2
votes

I've been writing some basic OpenCL programs and running them on a single device. I have been timing the performance of the code, to get an idea of how well each program is performing.

I have been looking at getting my kernels to run on the platforms GPU device, and CPU device at the same time. The cl::context constructor can be passed a std::vector of devices, to initialise a context with multiple devices. I have a system with a single GPU and a single CPU.

Is constructing a context with a vector of available devices all you have to do for kernels to be distributed to multiple devices? I noticed a significant performance increase when I did construct the context with 2 devices, but it seems too simple.

There is a DeviceCommandQueue object, perhaps I should be using that to create a queue for each device explicitly?

2

2 Answers

1
votes

I did some testing on my system. Indeed you can do something like this:

using namespace cl;
Context context({ devices[0], devices[1] });
queue = CommandQueue(context); // queue to push commands for the device, however do not specify which device, just hand over the context
Program::Sources source;
string kernel_code = get_opencl_code();
source.push_back({ kernel_code.c_str(), kernel_code.length() });
Program program(context, source);
program.build("-cl-fast-relaxed-math -w");

I found that if the two devices are from different platforms (like one Nvidia GPU and one Intel GPU), either clCreateContext will throw read access violation error at runtime or program.build will fail at runtime. If however the two devices are from the same platform, the code will compile and run; but it won't run on both devices. I tested with an Intel i7-8700K CPU and its integraed Intel UHD 630 GPU, and no matter the order of the devices in the vector that context is created on, the code will always be executed on the CPU in this case. I checked with Windows Task-Manager and also the results from kernel execution time measurement (execution times are specific for each device).

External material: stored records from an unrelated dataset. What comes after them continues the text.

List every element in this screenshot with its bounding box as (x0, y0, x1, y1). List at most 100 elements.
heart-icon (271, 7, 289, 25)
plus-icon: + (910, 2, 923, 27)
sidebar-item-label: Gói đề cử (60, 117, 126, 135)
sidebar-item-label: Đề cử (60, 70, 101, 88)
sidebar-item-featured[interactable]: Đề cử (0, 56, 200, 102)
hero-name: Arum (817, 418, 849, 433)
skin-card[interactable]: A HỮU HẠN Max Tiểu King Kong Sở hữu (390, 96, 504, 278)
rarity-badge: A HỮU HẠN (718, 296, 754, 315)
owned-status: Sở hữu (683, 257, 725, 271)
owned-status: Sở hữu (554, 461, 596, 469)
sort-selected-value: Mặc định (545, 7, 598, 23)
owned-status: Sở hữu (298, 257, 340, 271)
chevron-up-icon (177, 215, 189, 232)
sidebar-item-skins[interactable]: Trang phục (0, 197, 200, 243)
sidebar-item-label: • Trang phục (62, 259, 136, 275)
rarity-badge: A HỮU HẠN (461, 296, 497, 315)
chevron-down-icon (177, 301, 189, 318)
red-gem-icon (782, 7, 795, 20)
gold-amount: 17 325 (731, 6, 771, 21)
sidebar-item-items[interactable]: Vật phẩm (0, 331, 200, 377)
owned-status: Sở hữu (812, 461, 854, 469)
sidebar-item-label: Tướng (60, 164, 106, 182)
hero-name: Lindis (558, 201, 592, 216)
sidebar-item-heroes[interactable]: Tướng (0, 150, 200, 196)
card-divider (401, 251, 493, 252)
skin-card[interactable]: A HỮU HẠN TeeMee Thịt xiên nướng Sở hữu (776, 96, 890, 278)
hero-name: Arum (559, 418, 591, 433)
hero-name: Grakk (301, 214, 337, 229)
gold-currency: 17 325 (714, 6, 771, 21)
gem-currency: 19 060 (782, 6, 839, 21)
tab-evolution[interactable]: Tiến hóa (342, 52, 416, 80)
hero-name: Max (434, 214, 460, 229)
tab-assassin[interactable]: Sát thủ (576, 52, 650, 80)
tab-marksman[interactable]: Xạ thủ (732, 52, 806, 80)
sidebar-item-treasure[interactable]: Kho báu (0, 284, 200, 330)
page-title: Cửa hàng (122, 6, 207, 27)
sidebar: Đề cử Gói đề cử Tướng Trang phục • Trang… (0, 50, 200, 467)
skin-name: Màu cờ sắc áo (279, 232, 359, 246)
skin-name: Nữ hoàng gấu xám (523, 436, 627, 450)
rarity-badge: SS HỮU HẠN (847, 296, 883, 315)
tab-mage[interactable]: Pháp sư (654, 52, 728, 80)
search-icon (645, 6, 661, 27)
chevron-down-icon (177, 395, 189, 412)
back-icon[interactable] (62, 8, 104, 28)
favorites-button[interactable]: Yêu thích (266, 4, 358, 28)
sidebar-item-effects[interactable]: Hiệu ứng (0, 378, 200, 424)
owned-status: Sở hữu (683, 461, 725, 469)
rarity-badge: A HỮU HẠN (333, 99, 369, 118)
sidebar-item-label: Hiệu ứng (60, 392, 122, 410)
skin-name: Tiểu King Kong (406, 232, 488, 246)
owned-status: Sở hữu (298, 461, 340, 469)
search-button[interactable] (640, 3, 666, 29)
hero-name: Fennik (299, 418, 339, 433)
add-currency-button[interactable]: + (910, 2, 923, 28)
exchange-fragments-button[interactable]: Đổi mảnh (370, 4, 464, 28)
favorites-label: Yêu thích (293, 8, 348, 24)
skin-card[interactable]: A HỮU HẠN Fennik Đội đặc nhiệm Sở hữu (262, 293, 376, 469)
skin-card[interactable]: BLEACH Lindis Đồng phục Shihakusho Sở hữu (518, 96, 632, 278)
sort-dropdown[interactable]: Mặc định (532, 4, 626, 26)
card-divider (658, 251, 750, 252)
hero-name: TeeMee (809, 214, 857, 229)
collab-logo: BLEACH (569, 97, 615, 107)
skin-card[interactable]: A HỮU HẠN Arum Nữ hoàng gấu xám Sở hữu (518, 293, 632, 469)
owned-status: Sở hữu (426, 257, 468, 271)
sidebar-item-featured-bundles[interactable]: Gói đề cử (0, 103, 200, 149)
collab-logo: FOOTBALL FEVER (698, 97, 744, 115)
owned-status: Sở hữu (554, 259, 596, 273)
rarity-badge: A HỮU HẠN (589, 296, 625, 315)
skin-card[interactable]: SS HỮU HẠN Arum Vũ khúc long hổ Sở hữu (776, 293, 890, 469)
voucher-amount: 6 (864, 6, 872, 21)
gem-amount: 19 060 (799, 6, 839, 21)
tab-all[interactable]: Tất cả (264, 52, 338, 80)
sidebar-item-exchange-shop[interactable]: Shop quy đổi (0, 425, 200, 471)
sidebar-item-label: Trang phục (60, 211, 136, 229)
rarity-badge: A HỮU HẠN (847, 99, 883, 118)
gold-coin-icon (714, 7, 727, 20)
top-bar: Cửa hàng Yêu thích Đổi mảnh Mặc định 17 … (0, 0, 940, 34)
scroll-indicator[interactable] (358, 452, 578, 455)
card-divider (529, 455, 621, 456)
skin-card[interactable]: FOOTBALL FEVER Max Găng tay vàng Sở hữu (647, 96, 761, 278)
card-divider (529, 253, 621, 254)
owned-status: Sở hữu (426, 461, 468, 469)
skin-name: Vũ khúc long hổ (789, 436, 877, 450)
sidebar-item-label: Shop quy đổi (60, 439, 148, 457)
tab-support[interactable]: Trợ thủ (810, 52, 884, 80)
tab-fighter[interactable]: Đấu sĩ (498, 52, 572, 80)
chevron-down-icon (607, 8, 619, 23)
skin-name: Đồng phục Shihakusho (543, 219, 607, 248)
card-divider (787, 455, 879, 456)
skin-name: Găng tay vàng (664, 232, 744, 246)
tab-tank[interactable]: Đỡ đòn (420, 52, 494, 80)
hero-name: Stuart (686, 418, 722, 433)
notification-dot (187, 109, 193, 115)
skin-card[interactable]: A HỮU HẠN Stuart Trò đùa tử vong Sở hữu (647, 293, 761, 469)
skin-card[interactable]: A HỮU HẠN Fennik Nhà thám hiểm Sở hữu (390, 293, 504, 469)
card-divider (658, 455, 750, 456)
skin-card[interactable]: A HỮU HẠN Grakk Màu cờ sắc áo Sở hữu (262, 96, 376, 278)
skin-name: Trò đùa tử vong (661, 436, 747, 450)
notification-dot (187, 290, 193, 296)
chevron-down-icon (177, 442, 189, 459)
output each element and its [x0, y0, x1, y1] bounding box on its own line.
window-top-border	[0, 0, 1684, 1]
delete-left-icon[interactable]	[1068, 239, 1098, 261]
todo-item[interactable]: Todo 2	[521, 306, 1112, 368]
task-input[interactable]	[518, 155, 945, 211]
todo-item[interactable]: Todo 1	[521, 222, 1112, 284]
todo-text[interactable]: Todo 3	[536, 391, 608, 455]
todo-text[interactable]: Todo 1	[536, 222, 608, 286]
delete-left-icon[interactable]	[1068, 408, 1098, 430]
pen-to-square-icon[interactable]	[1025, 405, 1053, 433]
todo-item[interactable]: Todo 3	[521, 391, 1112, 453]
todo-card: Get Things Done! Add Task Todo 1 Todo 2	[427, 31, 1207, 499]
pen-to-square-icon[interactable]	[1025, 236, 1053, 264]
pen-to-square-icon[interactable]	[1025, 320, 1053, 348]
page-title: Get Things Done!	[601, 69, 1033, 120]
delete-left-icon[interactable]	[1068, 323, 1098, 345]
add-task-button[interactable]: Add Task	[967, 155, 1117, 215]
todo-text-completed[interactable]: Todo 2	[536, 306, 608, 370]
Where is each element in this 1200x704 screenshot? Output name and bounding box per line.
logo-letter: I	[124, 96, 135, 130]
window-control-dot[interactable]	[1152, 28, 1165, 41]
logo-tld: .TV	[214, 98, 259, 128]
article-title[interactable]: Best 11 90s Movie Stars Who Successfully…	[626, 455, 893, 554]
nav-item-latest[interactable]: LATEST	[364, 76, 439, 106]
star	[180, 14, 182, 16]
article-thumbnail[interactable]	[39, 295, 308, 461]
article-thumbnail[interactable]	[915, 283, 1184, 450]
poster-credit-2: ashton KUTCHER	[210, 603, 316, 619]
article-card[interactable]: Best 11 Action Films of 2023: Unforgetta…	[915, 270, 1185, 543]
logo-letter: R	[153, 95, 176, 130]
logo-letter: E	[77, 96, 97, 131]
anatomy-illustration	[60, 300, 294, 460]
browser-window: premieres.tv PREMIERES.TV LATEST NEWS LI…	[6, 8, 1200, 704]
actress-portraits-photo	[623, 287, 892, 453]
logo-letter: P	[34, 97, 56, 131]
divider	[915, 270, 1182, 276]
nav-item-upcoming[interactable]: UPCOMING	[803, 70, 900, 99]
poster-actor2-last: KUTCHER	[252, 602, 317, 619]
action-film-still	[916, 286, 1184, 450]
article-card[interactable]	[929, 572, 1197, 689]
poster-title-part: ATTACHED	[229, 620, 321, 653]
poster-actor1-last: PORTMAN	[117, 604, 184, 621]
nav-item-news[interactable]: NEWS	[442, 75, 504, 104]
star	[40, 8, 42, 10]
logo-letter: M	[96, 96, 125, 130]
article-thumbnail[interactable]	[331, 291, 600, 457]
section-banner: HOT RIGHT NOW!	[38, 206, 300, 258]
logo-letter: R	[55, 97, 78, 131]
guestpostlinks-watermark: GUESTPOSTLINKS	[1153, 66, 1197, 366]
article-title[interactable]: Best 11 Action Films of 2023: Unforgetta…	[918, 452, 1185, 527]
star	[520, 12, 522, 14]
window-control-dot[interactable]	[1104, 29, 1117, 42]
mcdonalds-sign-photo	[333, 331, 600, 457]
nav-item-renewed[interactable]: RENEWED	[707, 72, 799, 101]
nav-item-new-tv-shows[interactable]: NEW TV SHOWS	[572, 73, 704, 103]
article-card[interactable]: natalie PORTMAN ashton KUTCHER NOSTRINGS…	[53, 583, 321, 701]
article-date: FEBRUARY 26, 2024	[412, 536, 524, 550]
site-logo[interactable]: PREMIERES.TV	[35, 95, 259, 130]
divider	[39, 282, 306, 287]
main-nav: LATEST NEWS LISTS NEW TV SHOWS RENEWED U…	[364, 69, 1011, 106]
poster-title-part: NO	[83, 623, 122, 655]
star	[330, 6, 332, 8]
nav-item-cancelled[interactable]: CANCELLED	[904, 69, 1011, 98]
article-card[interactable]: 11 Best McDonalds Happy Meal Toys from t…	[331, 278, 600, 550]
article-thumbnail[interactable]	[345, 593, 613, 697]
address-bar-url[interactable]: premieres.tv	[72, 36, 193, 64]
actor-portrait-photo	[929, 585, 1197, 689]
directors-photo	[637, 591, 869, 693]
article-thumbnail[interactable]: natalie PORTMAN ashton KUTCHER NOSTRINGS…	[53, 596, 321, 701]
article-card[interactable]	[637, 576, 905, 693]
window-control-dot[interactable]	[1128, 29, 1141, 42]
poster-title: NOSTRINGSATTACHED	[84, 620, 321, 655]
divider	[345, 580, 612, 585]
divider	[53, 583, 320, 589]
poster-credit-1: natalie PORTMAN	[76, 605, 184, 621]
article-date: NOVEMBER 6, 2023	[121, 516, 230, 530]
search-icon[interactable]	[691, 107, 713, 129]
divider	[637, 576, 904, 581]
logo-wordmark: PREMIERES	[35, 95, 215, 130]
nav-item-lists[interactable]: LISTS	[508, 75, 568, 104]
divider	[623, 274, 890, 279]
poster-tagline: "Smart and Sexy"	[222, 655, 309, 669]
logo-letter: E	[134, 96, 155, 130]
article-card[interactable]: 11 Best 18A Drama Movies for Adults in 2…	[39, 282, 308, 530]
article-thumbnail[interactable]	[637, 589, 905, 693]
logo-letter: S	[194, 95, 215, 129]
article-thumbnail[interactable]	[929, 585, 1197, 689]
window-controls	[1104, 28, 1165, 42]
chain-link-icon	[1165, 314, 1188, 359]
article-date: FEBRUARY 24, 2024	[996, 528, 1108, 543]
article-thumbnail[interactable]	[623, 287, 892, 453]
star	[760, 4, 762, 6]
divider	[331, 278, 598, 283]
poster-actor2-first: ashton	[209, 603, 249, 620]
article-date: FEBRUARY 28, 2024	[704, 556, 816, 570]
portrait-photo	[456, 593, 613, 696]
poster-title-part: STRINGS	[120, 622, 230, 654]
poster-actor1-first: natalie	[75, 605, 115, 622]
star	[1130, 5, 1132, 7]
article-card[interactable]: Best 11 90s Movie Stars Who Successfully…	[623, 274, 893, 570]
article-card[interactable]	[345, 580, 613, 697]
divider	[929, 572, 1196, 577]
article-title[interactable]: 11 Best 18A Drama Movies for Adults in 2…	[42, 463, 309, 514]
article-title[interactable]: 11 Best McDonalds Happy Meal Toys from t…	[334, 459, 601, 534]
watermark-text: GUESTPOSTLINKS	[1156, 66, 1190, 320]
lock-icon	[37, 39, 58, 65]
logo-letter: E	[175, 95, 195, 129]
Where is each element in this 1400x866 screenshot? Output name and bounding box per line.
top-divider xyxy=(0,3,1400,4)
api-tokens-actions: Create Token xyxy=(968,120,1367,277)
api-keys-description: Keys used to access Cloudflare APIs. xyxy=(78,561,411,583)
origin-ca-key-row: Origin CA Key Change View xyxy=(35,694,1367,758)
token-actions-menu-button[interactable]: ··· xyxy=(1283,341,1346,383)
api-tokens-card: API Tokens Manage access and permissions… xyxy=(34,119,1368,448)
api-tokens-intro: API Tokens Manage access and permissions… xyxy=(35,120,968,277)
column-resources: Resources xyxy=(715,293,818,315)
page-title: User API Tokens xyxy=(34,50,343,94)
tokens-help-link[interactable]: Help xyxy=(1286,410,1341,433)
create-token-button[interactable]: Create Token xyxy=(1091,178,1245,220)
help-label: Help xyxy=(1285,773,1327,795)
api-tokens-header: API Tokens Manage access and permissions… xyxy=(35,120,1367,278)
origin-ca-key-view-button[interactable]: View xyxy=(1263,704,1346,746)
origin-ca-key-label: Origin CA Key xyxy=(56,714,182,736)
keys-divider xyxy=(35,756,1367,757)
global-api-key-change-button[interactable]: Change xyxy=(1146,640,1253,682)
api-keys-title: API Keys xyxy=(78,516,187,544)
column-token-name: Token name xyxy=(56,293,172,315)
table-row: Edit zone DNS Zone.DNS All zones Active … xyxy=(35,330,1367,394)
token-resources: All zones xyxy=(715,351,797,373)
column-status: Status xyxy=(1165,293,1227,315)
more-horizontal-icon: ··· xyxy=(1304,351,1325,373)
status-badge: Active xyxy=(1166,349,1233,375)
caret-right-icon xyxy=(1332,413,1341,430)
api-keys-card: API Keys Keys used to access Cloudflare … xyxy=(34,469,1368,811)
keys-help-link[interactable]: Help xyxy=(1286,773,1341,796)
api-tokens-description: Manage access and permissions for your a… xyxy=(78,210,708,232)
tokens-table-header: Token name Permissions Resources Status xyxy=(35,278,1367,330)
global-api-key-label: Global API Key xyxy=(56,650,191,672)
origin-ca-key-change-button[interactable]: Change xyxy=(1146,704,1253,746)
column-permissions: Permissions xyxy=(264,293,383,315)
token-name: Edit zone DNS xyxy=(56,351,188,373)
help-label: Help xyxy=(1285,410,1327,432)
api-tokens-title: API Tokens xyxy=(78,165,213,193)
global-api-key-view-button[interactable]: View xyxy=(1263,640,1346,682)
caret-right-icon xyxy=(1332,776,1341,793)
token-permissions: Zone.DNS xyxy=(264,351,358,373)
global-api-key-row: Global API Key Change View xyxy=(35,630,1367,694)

You could also monitor device usage with some tool like Task-Manager to see which device is actually running. Let me know if it is any different on your system than what I observed.

Generally parallelization across multiple devices is not done by handing the context a vector of devices, but instead you give each device a dedicated context and queue and explicitely handle which kernels are executed on which queue. This gives you full control on memory transfers and execution order / synchronization points.

0
votes

I was seeing a performance increase when passing in the vector of devices. I downloaded a CPU/GPU profiler to actually check the activity of my GPU and CPU while I was running the code and it seemed that I was seeing activity on both devices. The CPU was registering around 95-100% activity, and the GPU was getting up to 30-40%, so OpenCL must be splitting the kernels between the 2 devices. My computer has a CPU with an integrated GPU, which may play a role in why the kernels are being shared across the devices, because its not like it has a CPU and a completely seperate GPU, they're connected on the same component.